Perhaps the “Nazis needed no persuasion or instigation,” as el-Husseini was later to claim, but the foremost Arab spiritual leader of his time did all he could to ensure that the Germans did not waver in their resolve. He went out of his way to prevent any Jews to be allowed to leave Hungary, Romania, and Bulgaria, which were initially willing to let them go: “The Mufti was making protests everywhere—in the Office of the (Foreign) Minister, in the antechamber of the Secretary of State, and in other departments, such as Home Office, Press, Radio, and in the SS headquarters.” In the end, Eichmann said, “We have promised him that no European Jew would enter Palestine any more.” In 1943, he wrote to the Hungarian foreign minister:
If there are reasons which make their removal necessary, it would be indispensable and infinitively preferable to send them to other countries where they would find themselves under active control, for example, in Poland, in order to protect oneself from their menace and avoid the consequent damage.

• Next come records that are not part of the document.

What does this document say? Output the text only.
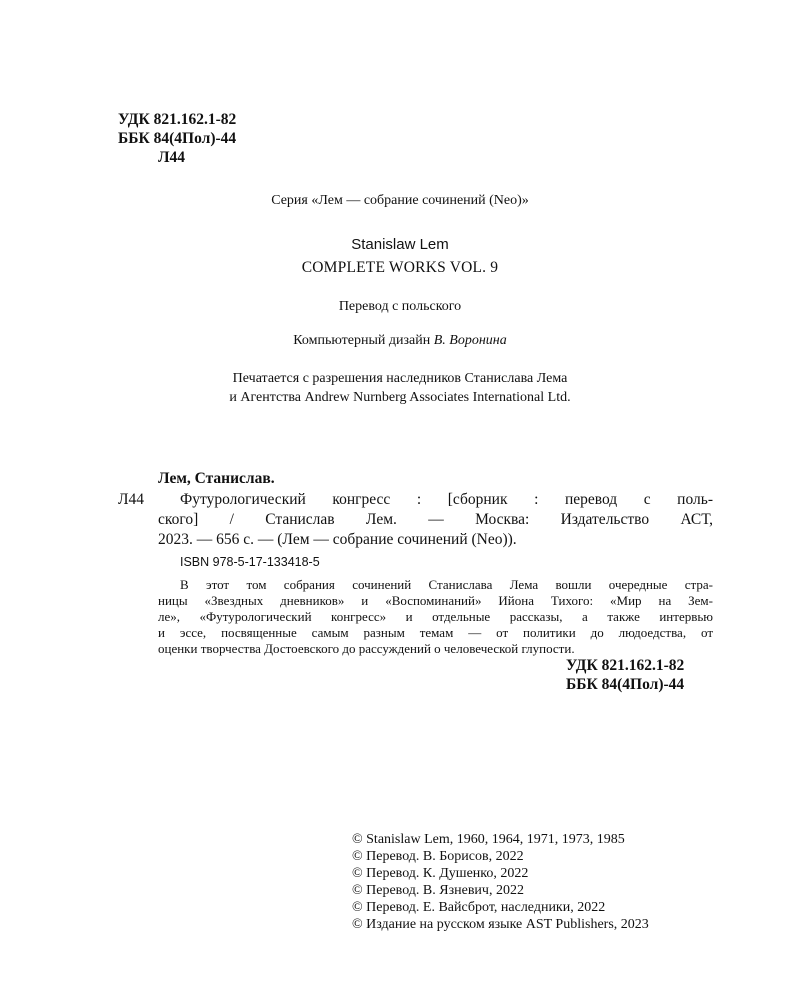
УДК 821.162.1-82
ББК 84(4Пол)-44
Л44
Серия «Лем — собрание сочинений (Neo)»
Stanislaw Lem
COMPLETE WORKS VOL. 9
Перевод с польского
Компьютерный дизайн В. Воронина
Печатается с разрешения наследников Станислава Лема
и Агентства Andrew Nurnberg Associates International Ltd.
Лем, Станислав.
Л44 Футурологический конгресс : [сборник : перевод с поль-
ского] / Станислав Лем. — Москва: Издательство АСТ,
2023. — 656 с. — (Лем — собрание сочинений (Neo)).
ISBN 978-5-17-133418-5
В этот том собрания сочинений Станислава Лема вошли очередные стра-
ницы «Звездных дневников» и «Воспоминаний» Ийона Тихого: «Мир на Зем-
ле», «Футурологический конгресс» и отдельные рассказы, а также интервью
и эссе, посвященные самым разным темам — от политики до людоедства, от
оценки творчества Достоевского до рассуждений о человеческой глупости.
УДК 821.162.1-82
ББК 84(4Пол)-44
© Stanislaw Lem, 1960, 1964, 1971, 1973, 1985
© Перевод. В. Борисов, 2022
© Перевод. К. Душенко, 2022
© Перевод. В. Язневич, 2022
© Перевод. Е. Вайсброт, наследники, 2022
© Издание на русском языке AST Publishers, 2023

The choice of Poland as the Mufti’s favored location for the deportation of Europe’s Jews was chillingly uncoincidental. In his letter of June 5, 1944, addressed to the Reichsfuehrer SS and Minister of the Interior Heinrich Himmler, the Mufti referred back to their conversation in which he asked Himmler to take all the measures to prevent the Jews from leaving Nazi-controlled Europe. On July 27, 1944, he wrote to Himmler again: “I ask you, Reichsfuehrer, to do everything necessary to prevent the Jews from emigrating.”
IDEOLOGICAL AFFINITY – It was with the architect of the holocaust, Heinrich Himmler, that Islam had found its most ardent admirer and promoter in the pre-multicultural Europe. Himmler’s hatred of “soft” Christianity was matched by his liking for Islam, which he saw as a masculine, martial religion based on the SS qualities of blind obedience and readiness for self-sacrifice, untainted by compassion for one’s enemies. While Hitler did not think much of Himmler’s neo-pagan mysticism, he was happy to let Islam become the “SS religion.” By creating an SS division composed of Bosnian Muslims, Himmler was only taking the first step in the planned grand alliance between Nazi Germany and the Islamic world.

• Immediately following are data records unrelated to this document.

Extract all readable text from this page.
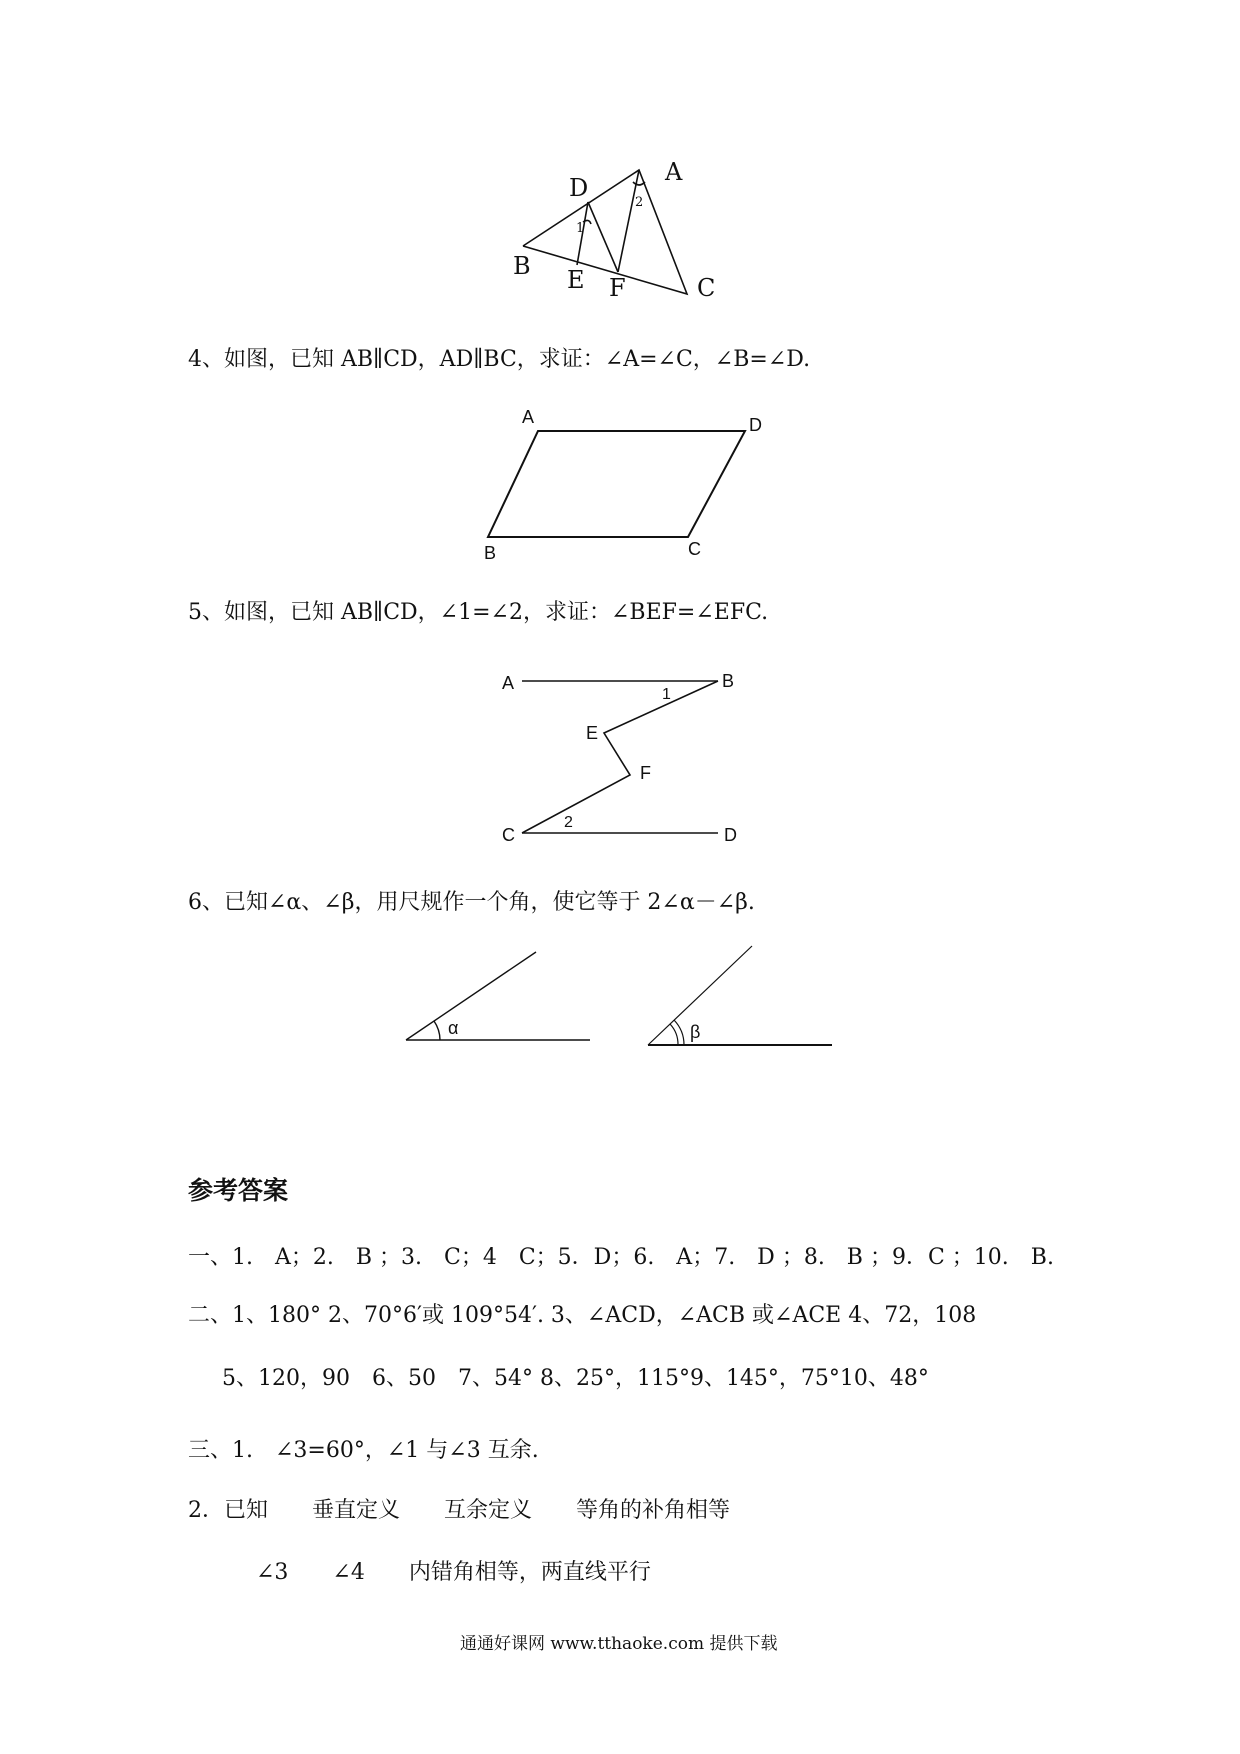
D
A
B E F	C
1
2
4、如图，已知 AB∥CD，AD∥BC，求证：∠A=∠C，∠B=∠D.
A	D
B	C
5、如图，已知 AB∥CD，∠1=∠2，求证：∠BEF=∠EFC.
A	B
E
F
C	D
1
2
6、已知∠α、∠β，用尺规作一个角，使它等于 2∠α－∠β.
α	β
参考答案
一、1.　A；2.　B ；3.　C；4　C；5．D；6.　A；7.　D ；8.　B ；9．C ；10.　B.
二、1、180° 2、70°6′或 109°54′. 3、∠ACD，∠ACB 或∠ACE 4、72，108
5、120，90　6、50　7、54° 8、25°，115°9、145°，75°10、48°
三、1.　∠3=60°，∠1 与∠3 互余.
2．已知　　垂直定义　　互余定义　　等角的补角相等
∠3　　∠4　　内错角相等，两直线平行
通通好课网 www.tthaoke.com 提供下载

One of Himmler’s closest aides, Obergruppenführer Gottlob Berger, boasted that “a link is created between Islam and National-Socialism on an open, honest basis. It will be directed in terms of blood and race from the North, and in the ideological-spiritual sphere from the East.” Indeed, as Nicholas Stargardt (University of Oxford) notes, the Nazi regime pushed a crude but fairly consistent anti-Orientalist line in order to forge a Muslim alliance: “This went beyond the coincidence of shared enmities against the British, the Bolsheviks and the Jews, and promised to open up a true partnership based on shared key values: obedience to the leader, belief in the family and commitment to a holy war.”

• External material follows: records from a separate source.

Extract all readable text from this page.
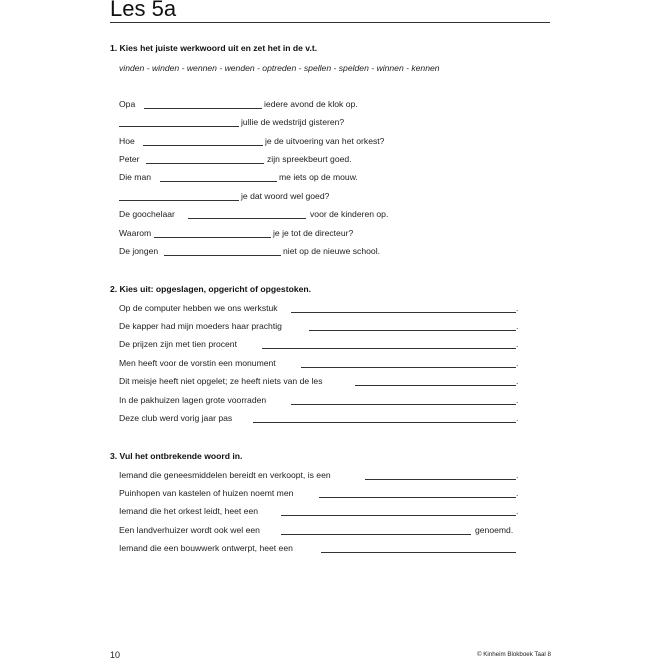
Les 5a
1. Kies het juiste werkwoord uit en zet het in de v.t.
vinden - winden - wennen - wenden - optreden - spellen - spelden - winnen - kennen
Opa	iedere avond de klok op.
jullie de wedstrijd gisteren?
Hoe	je de uitvoering van het orkest?
Peter	zijn spreekbeurt goed.
Die man	me iets op de mouw.
je dat woord wel goed?
De goochelaar	voor de kinderen op.
Waarom	je je tot de directeur?
De jongen	niet op de nieuwe school.
2. Kies uit: opgeslagen, opgericht of opgestoken.
Op de computer hebben we ons werkstuk	.
De kapper had mijn moeders haar prachtig	.
De prijzen zijn met tien procent	.
Men heeft voor de vorstin een monument	.
Dit meisje heeft niet opgelet; ze heeft niets van de les	.
In de pakhuizen lagen grote voorraden	.
Deze club werd vorig jaar pas	.
3. Vul het ontbrekende woord in.
Iemand die geneesmiddelen bereidt en verkoopt, is een	.
Puinhopen van kastelen of huizen noemt men	.
Iemand die het orkest leidt, heet een	.
Een landverhuizer wordt ook wel een	genoemd.
Iemand die een bouwwerk ontwerpt, heet een
10	© Kinheim Blokboek Taal 8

After the war, with the Mufti re-established as the spiritual leader of the Palestinian Arabs, the Muslim line was that he had “killed nobody” and had only done his duty against Zionism. In part thanks to him, the most potent heirs to the Nazi worldview in our own time as regards the Jews are not skinheads and Aryan Nation survivalists. They are religious leaders and mainstream intellectuals in the Muslim, primarily Arab, world.